Monsoon rainfall is influenced by large-scale atmospheric patterns that begin months earlier.
- January–March contain early climate signals
- Enables long-range forecasting
- Supports:
- Agriculture planning
- Water resource management
- Disaster preparedness
Approach Overview
Data Used
-
Gridded climate dataset
-
Two spatial resolutions:
- 0.25° (high resolution) - 1° (coarse resolution)
Features
- Precipitation (PR)
- Geopotential Height (GZ)
- Temperature (TR)
Target Variable
IMD rainfall values
Models Implemented
The following models were trained and compared:
- KNN
- Random Forest (RF)
- Dense Model
- Ensemble DNN
- Optuna
- EML
- Stacked Ensemble
Hyperparameters
KNN
- n_neighbors: 3, 5, 7, 9, 11
- weights: uniform / distance
Ridge Regression
- alpha = 1.0
Random Forest (RF)
- n_estimators: 50–300
- max_depth: 10–None
- min_samples_split: 2, 5, 10
- min_samples_leaf: 1, 2, 4
- max_features: auto, sqrt, log2
Dense Model
- Architecture: 256 → 128 → 64 → 32
- Activation: ReLU
- Dropout: 0.2
- L2 Regularization: 0.0005
- Optimizer: Adam
- Learning Rate: 1e-4
Ensemble DNN
- Same architecture as Dense model
- Multiple seeds: [1, 42, 101, 202, 303, 404, 505]

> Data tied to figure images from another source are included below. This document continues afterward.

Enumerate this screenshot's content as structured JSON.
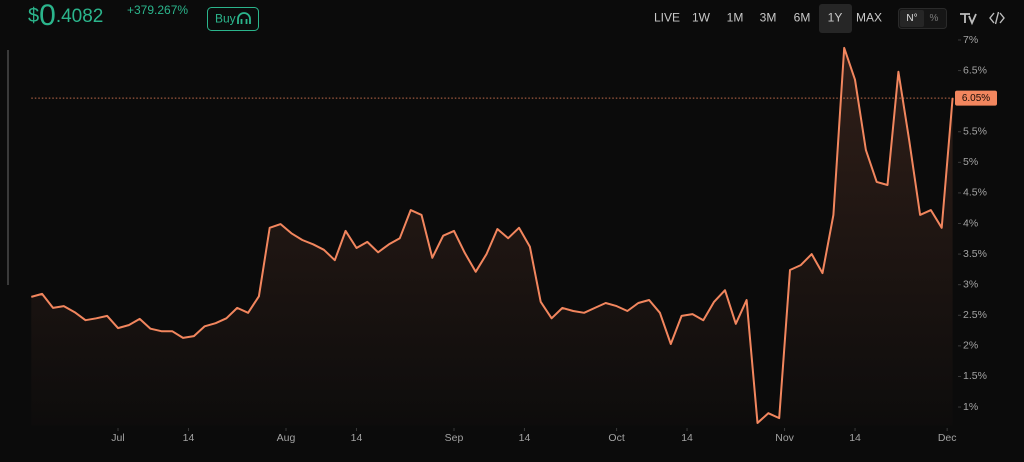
{
  "header": {
    "price_symbol": "$",
    "price_int": "0",
    "price_dec": ".4082",
    "change": "+379.267%",
    "buy": "Buy",
    "ranges": [
      "LIVE",
      "1W",
      "1M",
      "3M",
      "6M",
      "1Y",
      "MAX"
    ],
    "active_range": 5,
    "toggles": [
      "N°",
      "%"
    ]
  },
  "chart_data": {
    "type": "line",
    "color": "#f2865e",
    "x": [
      "06-15",
      "06-17",
      "06-19",
      "06-21",
      "06-23",
      "06-25",
      "06-27",
      "06-29",
      "07-01",
      "07-03",
      "07-05",
      "07-07",
      "07-09",
      "07-11",
      "07-13",
      "07-15",
      "07-17",
      "07-19",
      "07-21",
      "07-23",
      "07-25",
      "07-27",
      "07-29",
      "07-31",
      "08-02",
      "08-04",
      "08-06",
      "08-08",
      "08-10",
      "08-12",
      "08-14",
      "08-16",
      "08-18",
      "08-20",
      "08-22",
      "08-24",
      "08-26",
      "08-28",
      "08-30",
      "09-01",
      "09-03",
      "09-05",
      "09-07",
      "09-09",
      "09-11",
      "09-13",
      "09-15",
      "09-17",
      "09-19",
      "09-21",
      "09-23",
      "09-25",
      "09-27",
      "09-29",
      "10-01",
      "10-03",
      "10-05",
      "10-07",
      "10-09",
      "10-11",
      "10-13",
      "10-15",
      "10-17",
      "10-19",
      "10-21",
      "10-23",
      "10-25",
      "10-27",
      "10-29",
      "10-31",
      "11-02",
      "11-04",
      "11-06",
      "11-08",
      "11-10",
      "11-12",
      "11-14",
      "11-16",
      "11-18",
      "11-20",
      "11-22",
      "11-24",
      "11-26",
      "11-28",
      "11-30",
      "12-02"
    ],
    "values": [
      2.8,
      2.85,
      2.62,
      2.65,
      2.55,
      2.42,
      2.45,
      2.49,
      2.29,
      2.34,
      2.44,
      2.28,
      2.24,
      2.24,
      2.13,
      2.16,
      2.32,
      2.37,
      2.45,
      2.62,
      2.54,
      2.81,
      3.93,
      3.99,
      3.84,
      3.73,
      3.66,
      3.57,
      3.4,
      3.88,
      3.6,
      3.7,
      3.53,
      3.66,
      3.76,
      4.22,
      4.14,
      3.44,
      3.8,
      3.88,
      3.52,
      3.21,
      3.5,
      3.91,
      3.76,
      3.93,
      3.62,
      2.72,
      2.45,
      2.62,
      2.57,
      2.54,
      2.62,
      2.7,
      2.65,
      2.57,
      2.7,
      2.75,
      2.54,
      2.03,
      2.49,
      2.52,
      2.42,
      2.72,
      2.91,
      2.36,
      2.75,
      0.74,
      0.9,
      0.82,
      3.24,
      3.32,
      3.5,
      3.19,
      4.14,
      6.87,
      6.35,
      5.2,
      4.68,
      4.63,
      6.48,
      5.36,
      4.14,
      4.22,
      3.93,
      6.05
    ],
    "value_labels": [
      null,
      null,
      null,
      null,
      null,
      null,
      null,
      null,
      null,
      null,
      null,
      null,
      null,
      null,
      null,
      null,
      null,
      null,
      null,
      null,
      null,
      null,
      null,
      null,
      null,
      null,
      null,
      null,
      null,
      null,
      null,
      null,
      null,
      null,
      null,
      null,
      null,
      null,
      null,
      null,
      null,
      null,
      null,
      null,
      null,
      null,
      null,
      null,
      null,
      null,
      null,
      null,
      null,
      null,
      null,
      null,
      null,
      null,
      null,
      null,
      null,
      null,
      null,
      null,
      null,
      null,
      null,
      null,
      null,
      null,
      null,
      null,
      null,
      null,
      null,
      null,
      null,
      null,
      null,
      null,
      null,
      null,
      null,
      null,
      null,
      "6.05%"
    ],
    "xlim": [
      "06-15",
      "12-03"
    ],
    "xticks": [
      {
        "value": "07-01",
        "label": "Jul"
      },
      {
        "value": "07-14",
        "label": "14"
      },
      {
        "value": "08-01",
        "label": "Aug"
      },
      {
        "value": "08-14",
        "label": "14"
      },
      {
        "value": "09-01",
        "label": "Sep"
      },
      {
        "value": "09-14",
        "label": "14"
      },
      {
        "value": "10-01",
        "label": "Oct"
      },
      {
        "value": "10-14",
        "label": "14"
      },
      {
        "value": "11-01",
        "label": "Nov"
      },
      {
        "value": "11-14",
        "label": "14"
      },
      {
        "value": "12-01",
        "label": "Dec"
      }
    ],
    "ylim": [
      0.7,
      7.15
    ],
    "yticks": [
      {
        "value": 1,
        "label": "1%"
      },
      {
        "value": 1.5,
        "label": "1.5%"
      },
      {
        "value": 2,
        "label": "2%"
      },
      {
        "value": 2.5,
        "label": "2.5%"
      },
      {
        "value": 3,
        "label": "3%"
      },
      {
        "value": 3.5,
        "label": "3.5%"
      },
      {
        "value": 4,
        "label": "4%"
      },
      {
        "value": 4.5,
        "label": "4.5%"
      },
      {
        "value": 5,
        "label": "5%"
      },
      {
        "value": 5.5,
        "label": "5.5%"
      },
      {
        "value": 6,
        "label": "6%"
      },
      {
        "value": 6.5,
        "label": "6.5%"
      },
      {
        "value": 7,
        "label": "7%"
      }
    ]
  }
}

- Final prediction = average of all models
Optuna Model
- Units per layer: 16–512 (tuned)
- Dropout: 0.1–0.4
- L2 Regularization: 1e-5 → 1e-3
- Learning Rate: 1e-5 → 1e-3
EML
-
Base Models:
- KNN
- Ridge
- Gradient Boosting
-
Meta Model:
- Linear Regression
Stacked Ensemble
Base Models:
- KNN
- Ridge
- XGBoost
Additional Features:
- Median prediction (Q50)
- Uncertainty band (Q90 − Q10)
Meta Model:
- Linear Regression / XGBoost
Experiment Workflow
Step 1: Model Comparison (1° Resolution)
- Trained all models on Jan, Feb, Mar
- Best Model: Optuna
Step 2: Parameter Comparison (1°)
- All parameters vs single parameter
- Best: All parameters
Step 3: Month Comparison (1°)
- Jan vs Feb vs Mar
- Best Month: March
Step 4: Model Comparison (0.25° Resolution)
- Trained all models
- Best Model: Random Forest (RF)
Step 5: Parameter Comparison (0.25°)
- All parameters vs single parameter
- Best: All parameters
Step 6: Month Comparison (0.25°)
- Best Month: March
Step 7: Resolution Comparison
- 0.25° vs 1°
- Best Resolution: 0.25° (higher spatial accuracy)
Important Observation
Using:
- Random Forest
- 0.25° resolution
- All parameters
- Jan dataset
Result: Predictions showed consistent underestimation.
Final Model Decision
All models were tested on unseen data (2019–2023):
EML achieved the lowest bias.
Why EML Performed Better than RF?
EML combines strengths of multiple models:
- KNN captures local patterns
- Ridge models linear relationships
- GBR/XGBoost captures non-linear interactions
Advantages over RF
- Reduces systematic bias
- Improves generalization
- Balances underfitting and overfitting
- Leverages model diversity
Result: More stable and accurate predictions across years.
Final Prediction Setup
- Model: EML
- Resolution: 0.25°
- Parameters: All
- Input Month: January (chosen for stability and comparable performance with March)
Repository Structure
ML4Monsoons/
├── README.md
├── data/
│ ├── jan/
│ ├── feb/
│ └── mar/
├── models/
│ ├── jan/
│ │ ├── 0.25/
│ │ │ ├── all_parameters/
│ │ │ └── single_parameter/
│ │ └── 1_degree/
│ │ ├── all_parameters/
│ │ └── single_parameter/
│ │
│ ├── feb/
│ └── mar/
Conclusion
- Best Resolution: 0.25°
- Best Model: EML
- Best Input: All parameters
- Best Month: March
Final system provides accurate and low-bias rainfall prediction.